Our reading of the critiques combined our own analysis informs our belief that PlanB’s original research was correct, but perhaps incomplete. Looking at declining premiums to model and rhyming cyclicality lead us to believe that some other term or function is perhaps missing or undiscovered. Or it may simply be the case that Bitcoin as an asset can never be valued, merely priced, in the words of Professor Aswath Damodaran. It does seem that pushing the model at extreme boundaries produces some unbelievable outcomes, but we’re unlikely to be around to see what happens in the year 2140. That fact we’re fairly certain of.

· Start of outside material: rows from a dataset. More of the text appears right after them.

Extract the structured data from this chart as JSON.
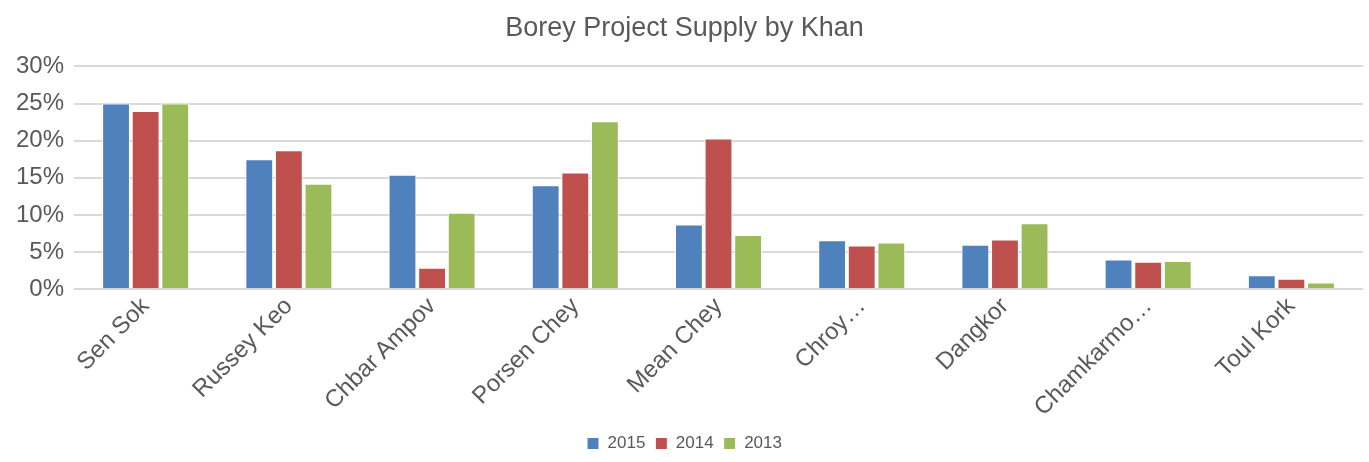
{
  "chart_data": {
    "type": "bar",
    "title": "Borey Project Supply by Khan",
    "categories": [
      "Sen Sok",
      "Russey Keo",
      "Chbar Ampov",
      "Porsen Chey",
      "Mean Chey",
      "Chroy…",
      "Dangkor",
      "Chamkarmo…",
      "Toul Kork"
    ],
    "series": [
      {
        "name": "2015",
        "color": "#4f81bd",
        "values": [
          25,
          17.5,
          15.4,
          14,
          8.7,
          6.6,
          6,
          4,
          1.9
        ]
      },
      {
        "name": "2014",
        "color": "#c0504d",
        "values": [
          24,
          18.7,
          2.9,
          15.7,
          20.3,
          5.9,
          6.7,
          3.7,
          1.4
        ]
      },
      {
        "name": "2013",
        "color": "#9bbb59",
        "values": [
          25,
          14.2,
          10.3,
          22.6,
          7.3,
          6.3,
          8.9,
          3.8,
          0.9
        ]
      }
    ],
    "ylim": [
      0,
      30
    ],
    "yticks": [
      {
        "value": 0,
        "label": "0%"
      },
      {
        "value": 5,
        "label": "5%"
      },
      {
        "value": 10,
        "label": "10%"
      },
      {
        "value": 15,
        "label": "15%"
      },
      {
        "value": 20,
        "label": "20%"
      },
      {
        "value": 25,
        "label": "25%"
      },
      {
        "value": 30,
        "label": "30%"
      }
    ],
    "grid": "y",
    "legend": "bottom"
  }
}
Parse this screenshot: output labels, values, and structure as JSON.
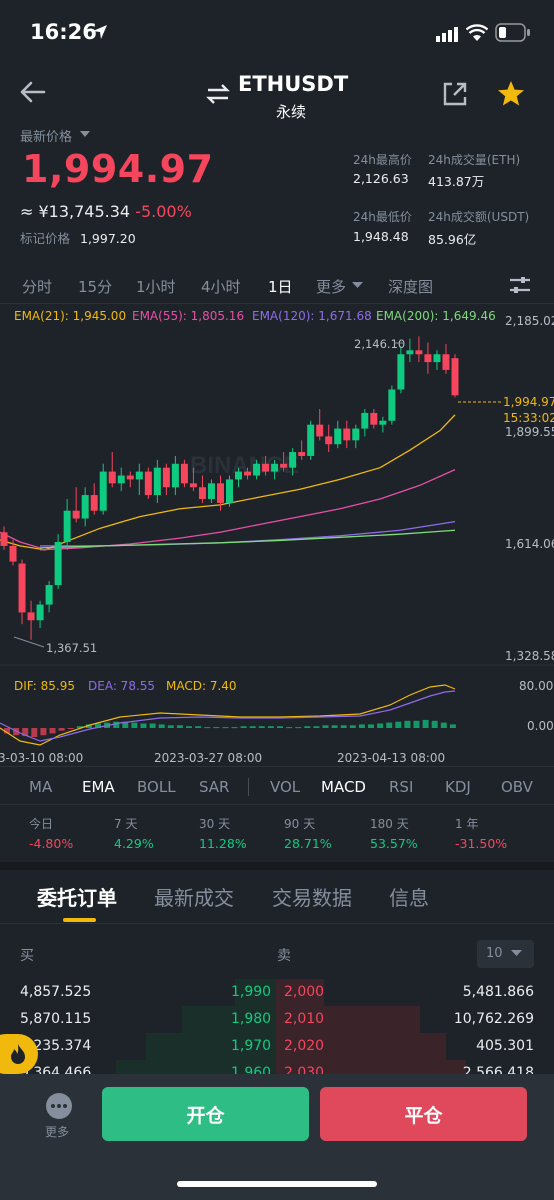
{
  "status": {
    "time": "16:26"
  },
  "header": {
    "symbol": "ETHUSDT",
    "subtitle": "永续"
  },
  "price": {
    "label": "最新价格",
    "last": "1,994.97",
    "cny": "≈ ¥13,745.34",
    "change": "-5.00%",
    "mark_label": "标记价格",
    "mark_value": "1,997.20"
  },
  "stats": {
    "high_label": "24h最高价",
    "high": "2,126.63",
    "vol_eth_label": "24h成交量(ETH)",
    "vol_eth": "413.87万",
    "low_label": "24h最低价",
    "low": "1,948.48",
    "vol_usdt_label": "24h成交额(USDT)",
    "vol_usdt": "85.96亿"
  },
  "timeframes": [
    "分时",
    "15分",
    "1小时",
    "4小时",
    "1日",
    "更多",
    "深度图"
  ],
  "chart": {
    "ema21": "EMA(21): 1,945.00",
    "ema55": "EMA(55): 1,805.16",
    "ema120": "EMA(120): 1,671.68",
    "ema200": "EMA(200): 1,649.46",
    "ticks": [
      "2,185.02",
      "1,899.55",
      "1,614.06",
      "1,328.58"
    ],
    "high_mark": "2,146.10",
    "low_mark": "1,367.51",
    "last_price_tag": "1,994.97",
    "countdown_tag": "15:33:02",
    "watermark": "BINANCE",
    "dif": "DIF: 85.95",
    "dea": "DEA: 78.55",
    "macd": "MACD: 7.40",
    "macd_ticks": [
      "80.00",
      "0.00"
    ],
    "dates": [
      "3-03-10 08:00",
      "2023-03-27 08:00",
      "2023-04-13 08:00"
    ]
  },
  "indicators": [
    "MA",
    "EMA",
    "BOLL",
    "SAR",
    "VOL",
    "MACD",
    "RSI",
    "KDJ",
    "OBV"
  ],
  "performance": [
    {
      "label": "今日",
      "value": "-4.80%"
    },
    {
      "label": "7 天",
      "value": "4.29%"
    },
    {
      "label": "30 天",
      "value": "11.28%"
    },
    {
      "label": "90 天",
      "value": "28.71%"
    },
    {
      "label": "180 天",
      "value": "53.57%"
    },
    {
      "label": "1 年",
      "value": "-31.50%"
    }
  ],
  "order_tabs": [
    "委托订单",
    "最新成交",
    "交易数据",
    "信息"
  ],
  "orderbook": {
    "buy_label": "买",
    "sell_label": "卖",
    "depth_select": "10",
    "rows": [
      {
        "bid_qty": "4,857.525",
        "bid_price": "1,990",
        "ask_price": "2,000",
        "ask_qty": "5,481.866"
      },
      {
        "bid_qty": "5,870.115",
        "bid_price": "1,980",
        "ask_price": "2,010",
        "ask_qty": "10,762.269"
      },
      {
        "bid_qty": "7,235.374",
        "bid_price": "1,970",
        "ask_price": "2,020",
        "ask_qty": "405.301"
      },
      {
        "bid_qty": "9,364.466",
        "bid_price": "1,960",
        "ask_price": "2,030",
        "ask_qty": "2,566.418"
      }
    ]
  },
  "bottom": {
    "more_label": "更多",
    "open_label": "开仓",
    "close_label": "平仓"
  },
  "colors": {
    "up": "#0ECB81",
    "down": "#F6465D",
    "accent": "#F0B90B",
    "bg": "#1E2329"
  }
}
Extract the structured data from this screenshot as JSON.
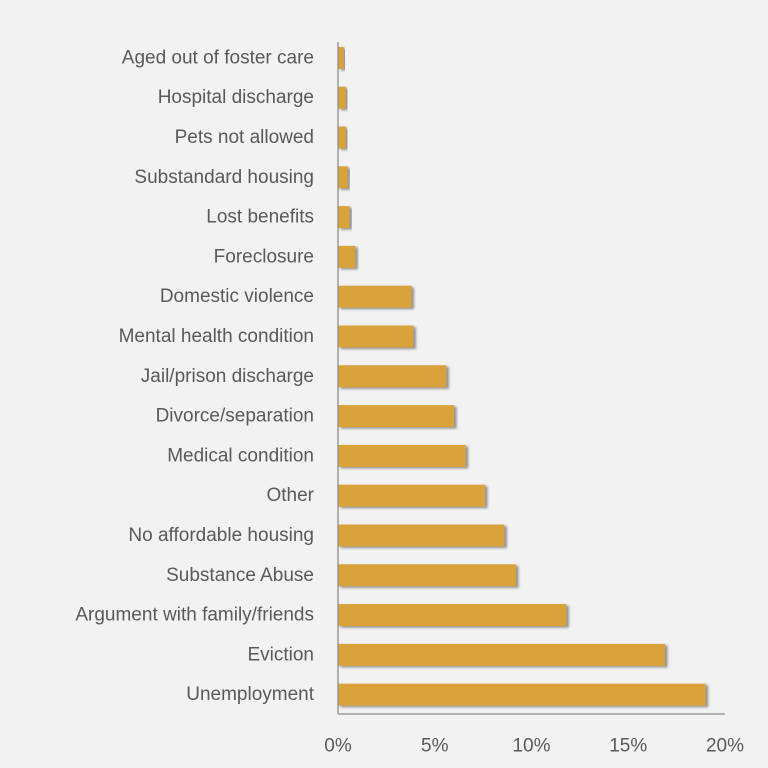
{
  "chart_data": {
    "type": "bar",
    "orientation": "horizontal",
    "title": "",
    "xlabel": "",
    "ylabel": "",
    "categories": [
      "Aged out of foster care",
      "Hospital discharge",
      "Pets not allowed",
      "Substandard housing",
      "Lost benefits",
      "Foreclosure",
      "Domestic violence",
      "Mental health condition",
      "Jail/prison discharge",
      "Divorce/separation",
      "Medical condition",
      "Other",
      "No affordable housing",
      "Substance Abuse",
      "Argument with family/friends",
      "Eviction",
      "Unemployment"
    ],
    "values": [
      0.3,
      0.4,
      0.4,
      0.5,
      0.6,
      0.9,
      3.8,
      3.9,
      5.6,
      6.0,
      6.6,
      7.6,
      8.6,
      9.2,
      11.8,
      16.9,
      19.0
    ],
    "xlim": [
      0,
      20
    ],
    "xticks": [
      "0%",
      "5%",
      "10%",
      "15%",
      "20%"
    ],
    "grid": false,
    "bar_color": "#d9a23b",
    "shadow_color": "#7f7f7f",
    "axis_color": "#8c8c8c"
  }
}
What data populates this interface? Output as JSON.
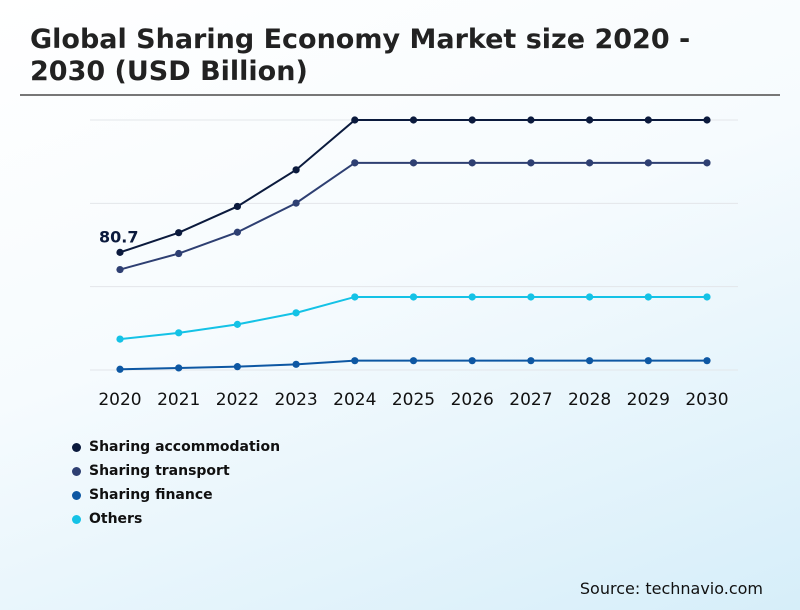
{
  "title": "Global Sharing Economy Market size 2020 - 2030 (USD Billion)",
  "source": "Source: technavio.com",
  "chart_data": {
    "type": "line",
    "title": "Global Sharing Economy Market size 2020 - 2030 (USD Billion)",
    "categories": [
      "2020",
      "2021",
      "2022",
      "2023",
      "2024",
      "2025",
      "2026",
      "2027",
      "2028",
      "2029",
      "2030"
    ],
    "ylim": [
      0,
      171.5
    ],
    "grid": true,
    "legend_position": "bottom-left",
    "annotations": [
      {
        "series": "Sharing accommodation",
        "x": "2020",
        "label": "80.7"
      }
    ],
    "series": [
      {
        "name": "Sharing accommodation",
        "color": "#0b1a3d",
        "values": [
          80.7,
          94.2,
          112.2,
          137.3,
          171.5,
          171.5,
          171.5,
          171.5,
          171.5,
          171.5,
          171.5
        ]
      },
      {
        "name": "Sharing transport",
        "color": "#2e3f72",
        "values": [
          68.9,
          79.9,
          94.5,
          114.5,
          142.1,
          142.1,
          142.1,
          142.1,
          142.1,
          142.1,
          142.1
        ]
      },
      {
        "name": "Sharing finance",
        "color": "#0d57a3",
        "values": [
          0.5,
          1.4,
          2.3,
          3.9,
          6.4,
          6.4,
          6.4,
          6.4,
          6.4,
          6.4,
          6.4
        ]
      },
      {
        "name": "Others",
        "color": "#14c2e6",
        "values": [
          21.2,
          25.5,
          31.3,
          39.2,
          50.1,
          50.1,
          50.1,
          50.1,
          50.1,
          50.1,
          50.1
        ]
      }
    ]
  }
}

Nevertheless, we find PlanB’s original findings and subsequent model an interesting addition to the discerning crypto investor’s tool kit. We look forward to further critiques and updates to the model and believe that open discussions can push our understanding of this asset forward. We look forward to testing the model with an out sample test at the next Bitcoin halving in May 2020. Until then, stay on target.